LES FORMIDABLES AVENTURES D'HOLOCAUSTE, EPISODE 1/6

J'ai écrit la première version d'Holocauste entre 2008 et 2009. Dans le même temps je finissais Nuit noire et rédigeais ce qui allait devenir mon deuxième roman porno publié chez Média 1000.
Je me souviens. J'écrivais sur un ordi portable assis au bout de la table du séjour. A ma gauche la fenêtre donnait sur le parking de la résidence et je pouvais bien passer trois plombes à bailler aux corneilles en matant à travers, rien n'arrivait jamais. Si j'avais espéré un truc pour me distraire, j'aurais été marron. En face de moi y avait le reste du salon et derrière c'était la chambre, avec dans le pieu ma copine qui jouait à des trucs sur son ordi à elle ou bien qui bouquinait, j'aimais bien sa présence derrière moi.
Après avoir terminé Nuit noire je me suis attaqué à un bouquin qui est devenu mon premier roman porno refusé par Média 1000, on gagne pas à tous les coups, et à un texte qui s'appelait Relapse et dont je n'ai pas le moindre souvenir. Pendant que j'écrivais ces trucs qui ne me demandaient pas tant de travail, j'en chiais, j'en chiais vraiment sur Holocauste. Je me souviens de la tentation du bâclage, de laisser tomber le bousin, de revoir à la baisse mon ambition de départ qui n'était pas si déraisonnable pourtant. Un roman de SF à court terme, écrit dans le style comportementaliste de l'âge d'or du roman noir, qui parle de la fin du monde et de ce qui arrive après, sans personnage principal, raconté à travers une série de saynètes composant l'intrigue comme une mosaïque ou un album-photo. Ce que j'avais pas prévu c'est que ma succession de petites scènes serait si difficile à rythmer ni que ce serait si compliqué de faire vivre mes personnages dans un espace aussi réduit et avec un arsenal technique aussi rigoureux que le béhaviorisme. Alors c'est sûr que la tentation de foutre en l'air tout ce bordel et d'en faire une simple nouvelle, voire de lâcher l'affaire sur le style et torcher ça à la balzacienne comme n'importe quel tocard, a fait plus que m'effleurer l'esprit.
Mais j'ai tenu bon.
Ce qui me faisait garder le moral, c'était les bouquins de cul que j'écrivais pour Esparbec. Je veux dire que j'écrivais pas dans le vent : il y avait quelque part des types qui me payaient pour le faire. Oui, heureusement que j'avais un éditeur, heureusement qu'après le bide intergalactique de J'ai peur (mon premier roman), La musardine ne m'avait pas lâché. Je me sentais moins seul tandis que je me débattais avec ma fin du monde.
Et puis, bon an mal an, j'ai fini par en voir le bout. Début 2009, quelque part en février, j'ai foutu ce que j'imaginais être le point final à ce truc et j'ai cessé de m'en occuper, à part pour en lancer quelques morceaux à travers l'Internet.
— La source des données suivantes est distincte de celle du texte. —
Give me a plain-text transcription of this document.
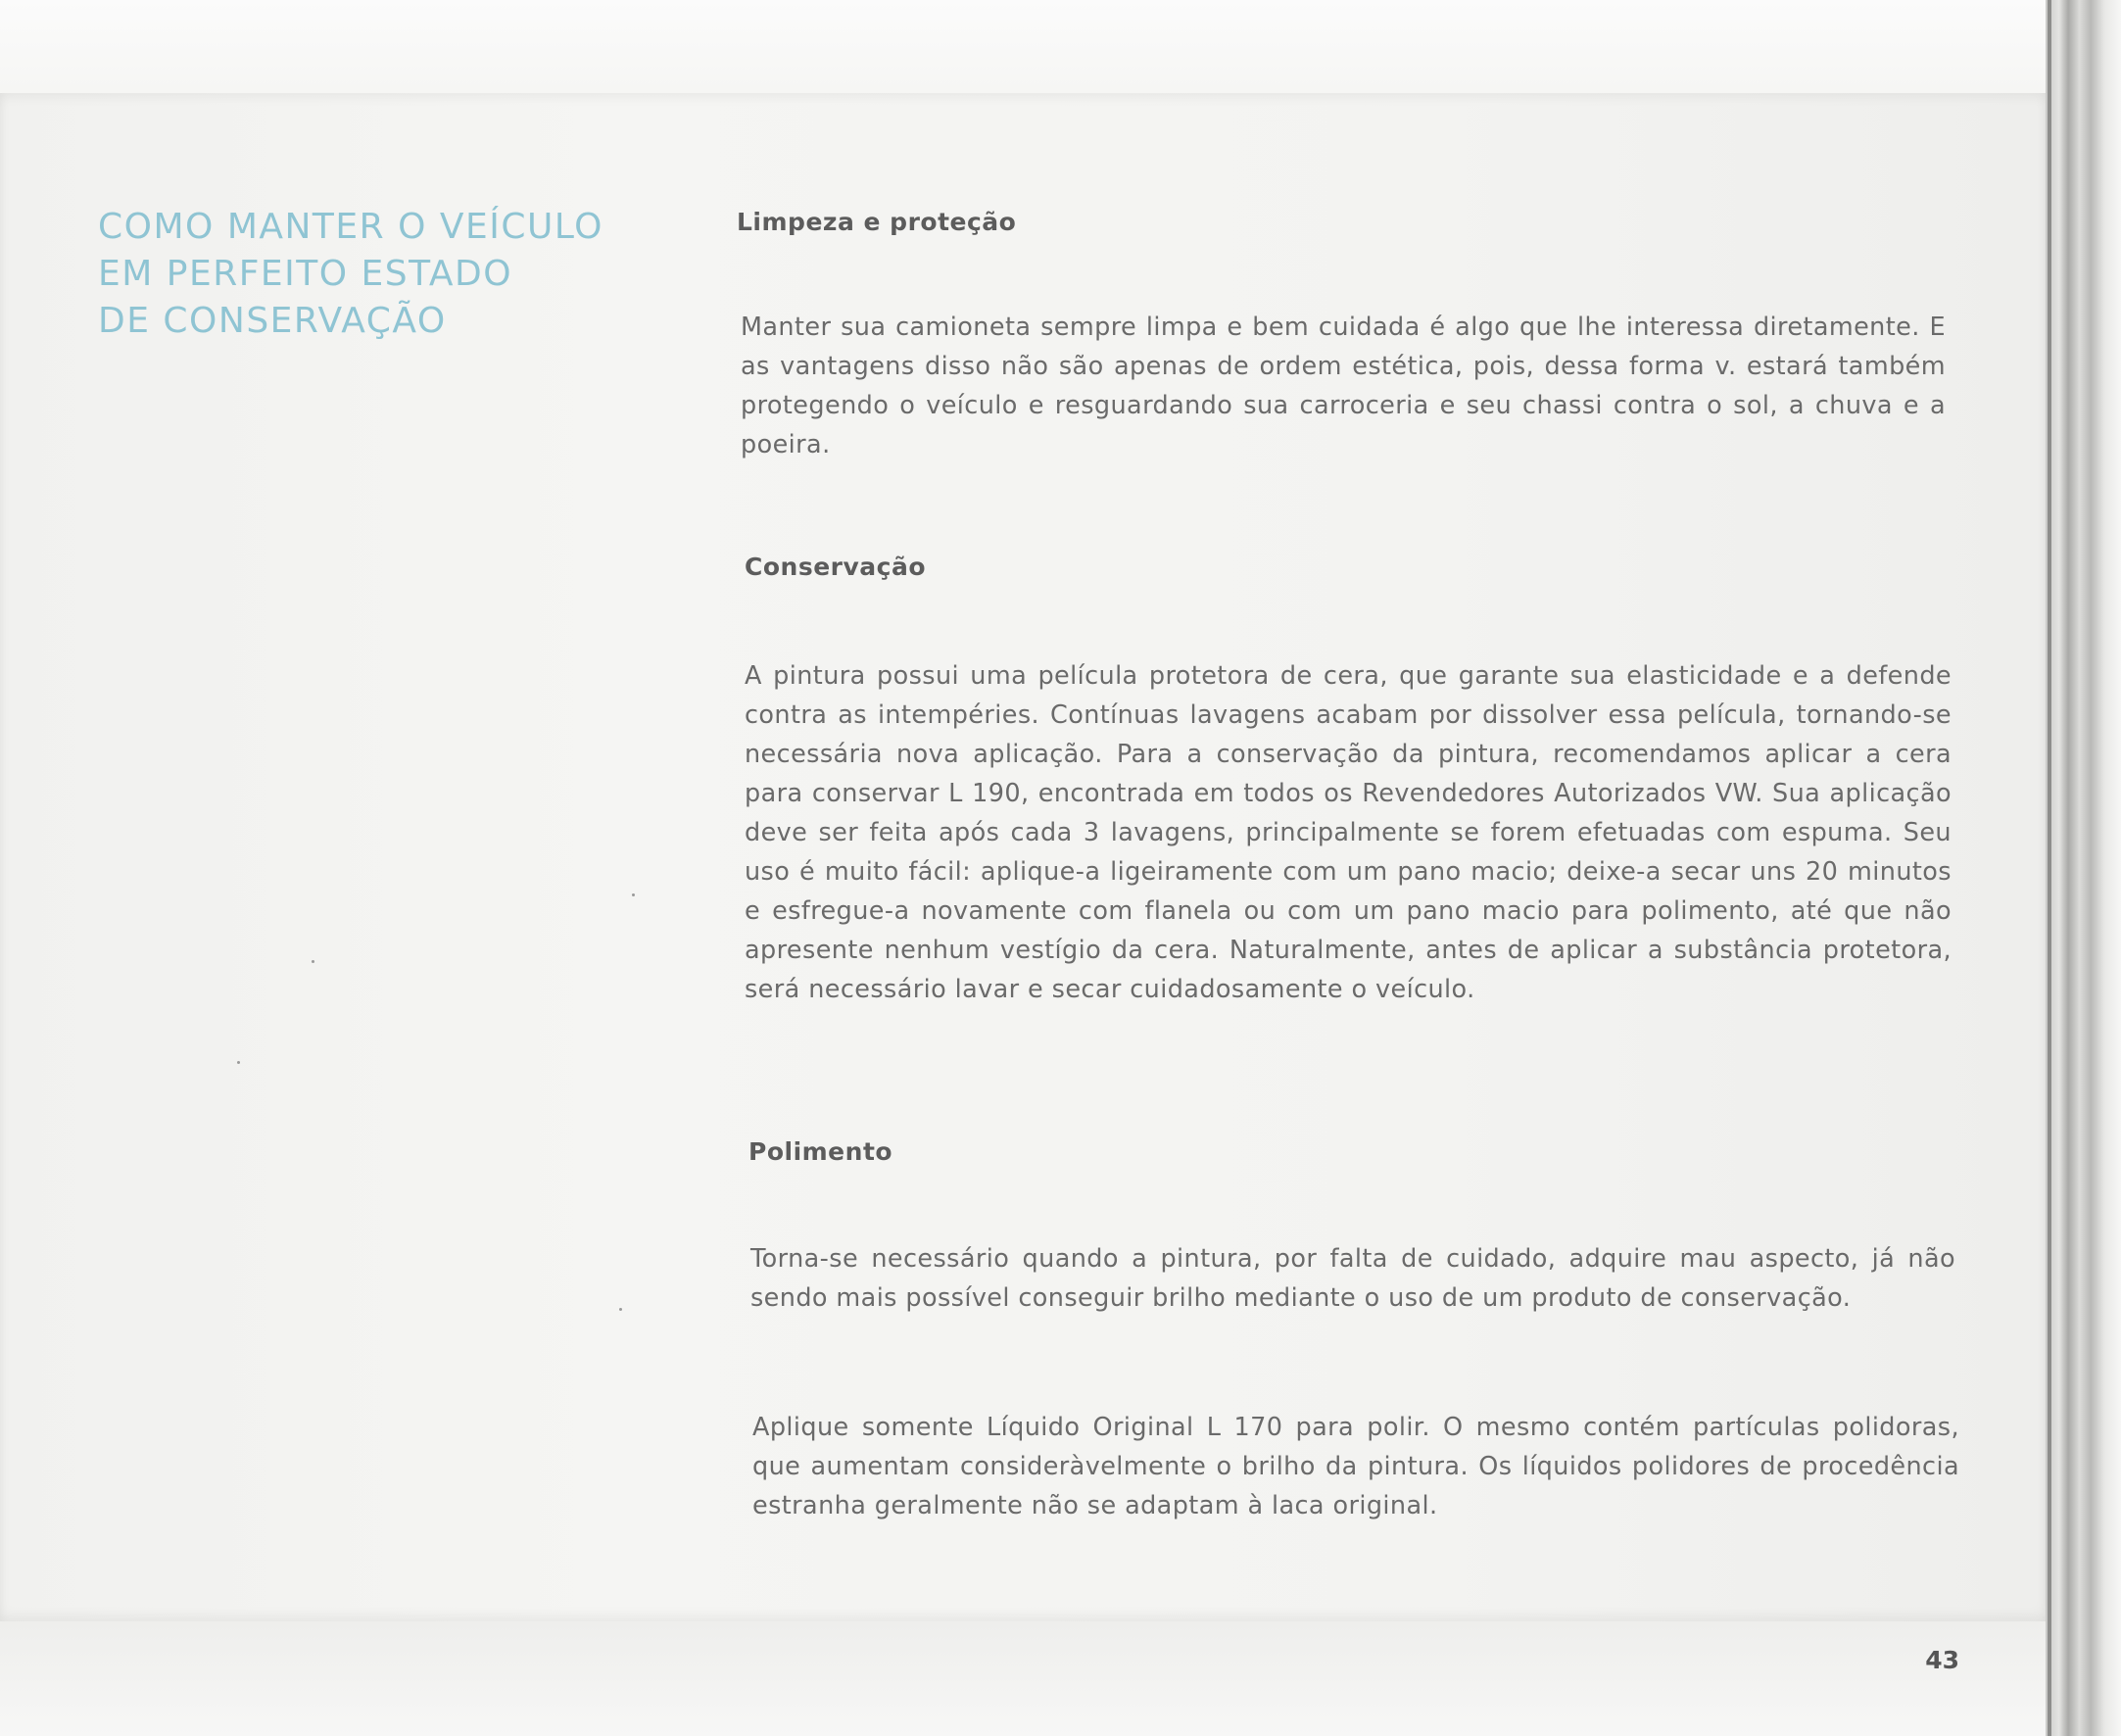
COMO MANTER O VEÍCULO
EM PERFEITO ESTADO
DE CONSERVAÇÃO
Limpeza e proteção

Manter sua camioneta sempre limpa e bem cuidada é algo que lhe interessa diretamente. E as vantagens disso não são apenas de ordem estética, pois, dessa forma v. estará também protegendo o veículo e resguardando sua carroceria e seu chassi contra o sol, a chuva e a poeira.

Conservação

A pintura possui uma película protetora de cera, que garante sua elasticidade e a defende contra as intempéries. Contínuas lavagens acabam por dissolver essa película, tornando-se necessária nova aplicação. Para a conservação da pintura, recomendamos aplicar a cera para conservar L 190, encontrada em todos os Revendedores Autorizados VW. Sua aplicação deve ser feita após cada 3 lavagens, principalmente se forem efetuadas com espuma. Seu uso é muito fácil: aplique-a ligeiramente com um pano macio; deixe-a secar uns 20 minutos e esfregue-a novamente com flanela ou com um pano macio para polimento, até que não apresente nenhum vestígio da cera. Naturalmente, antes de aplicar a substância protetora, será necessário lavar e secar cuidadosamente o veículo.

Polimento

Torna-se necessário quando a pintura, por falta de cuidado, adquire mau aspecto, já não sendo mais possível conseguir brilho mediante o uso de um produto de conservação.

Aplique somente Líquido Original L 170 para polir. O mesmo contém partículas polidoras, que aumentam consideràvelmente o brilho da pintura. Os líquidos polidores de procedência estranha geralmente não se adaptam à laca original.

43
LES FORMIDABLES AVENTURES D'HOLOCAUSTE, EPISODE 2/6

Un moment après, tout à ma joie naïve du succès que je fantasmais inévitable, j'ai commencé à faire circuler le manuscrit d'holocauste. Bon, j'étais pas né de la dernière pluie et j'envoyais des ours dans le vide sidéral depuis assez d'années pour savoir comment ça se passait. A part deux ou trois coups de fils encourageants et une publication passée sous les radars, si j'avais attendu l'approbation des éditeurs pour sabrer le champagne, mon foie se porterait mieux aujourd'hui.
Pour Holocauste, j'ai reçu deux réponses positives (aparté pour les néophytes : dans la littérature, « réponse positive », ça veut dire : refus argumenté), l'une d'Albin Michel où il était question de mon style, qui est bien, qui est bon, et de mon histoire qui est bien, qui est bonne, mais par contre, dieux du ciel que c'est déprimant, noir et violent, impossible de publier ça, le comité de lecture en tremble encore et trois d'entre eux sont désormais sous Stilnox ; et l'autre du Dilettante, écrite à la main (les seuls qui refusent à la main, à ma connaissance, c'est le Dilettante et le Diable Vauvert), où il était question de mon style, qui est bien, qui est bon (on va le savoir – ça fait toujours plaisir, remarque), et de mon univers, qui est noir, trop noir, et que de toute façon ils n'éditent pas de SF, tant pis.
Et puis un type a débarqué, qui m'a dit que le titre lui avait plu, que le style lui avait plu (chic !), que l'histoire lui avait plus (haaa !), que même s'il y avait beaucoup de travail à envisager sur le texte ça le botterait bien de le publier, seul hic : il n'avait pas de maison d'édition. Mais il s'apprêtait à en monter une et ne voyait pas d'inconvénient, si moi ça m'allait, à ce que je mette la pédale douce pendant un moment sur les envois des manuscrits.
J'ai attendu un an, deux ans, ce projet devenait de moins en moins consistant et aux dernières nouvelles il a lâché l'affaire. Moi de toute façon je l'avais lâchée aussi, je ne croyais plus avoir d'avenir dans l'édition et continuais d'écrire mes trucs, de fabriquer mes fanzines, quelques textes sortaient dans des revues underground et je me plaisais bien en prolo du porno.
C'est alors qu'un petit éditeur (Rivière Blanche) veut sortir un autre de mes romans, Nuit Noire. Bien sûr, tirage confidentiel et diffusion au lance-pierre, mais au final on en vendra autant que J'ai Peur, ce qui dans le contexte est une réussite, et dans la foulée une sélection au prix de Sade et me voilà à nouveau avec l'envie de vivre les aventures de Oui-oui au pays des bouquins.
Et c'est comme ça que j'ai fini par rencontrer les gens de Numériklivres.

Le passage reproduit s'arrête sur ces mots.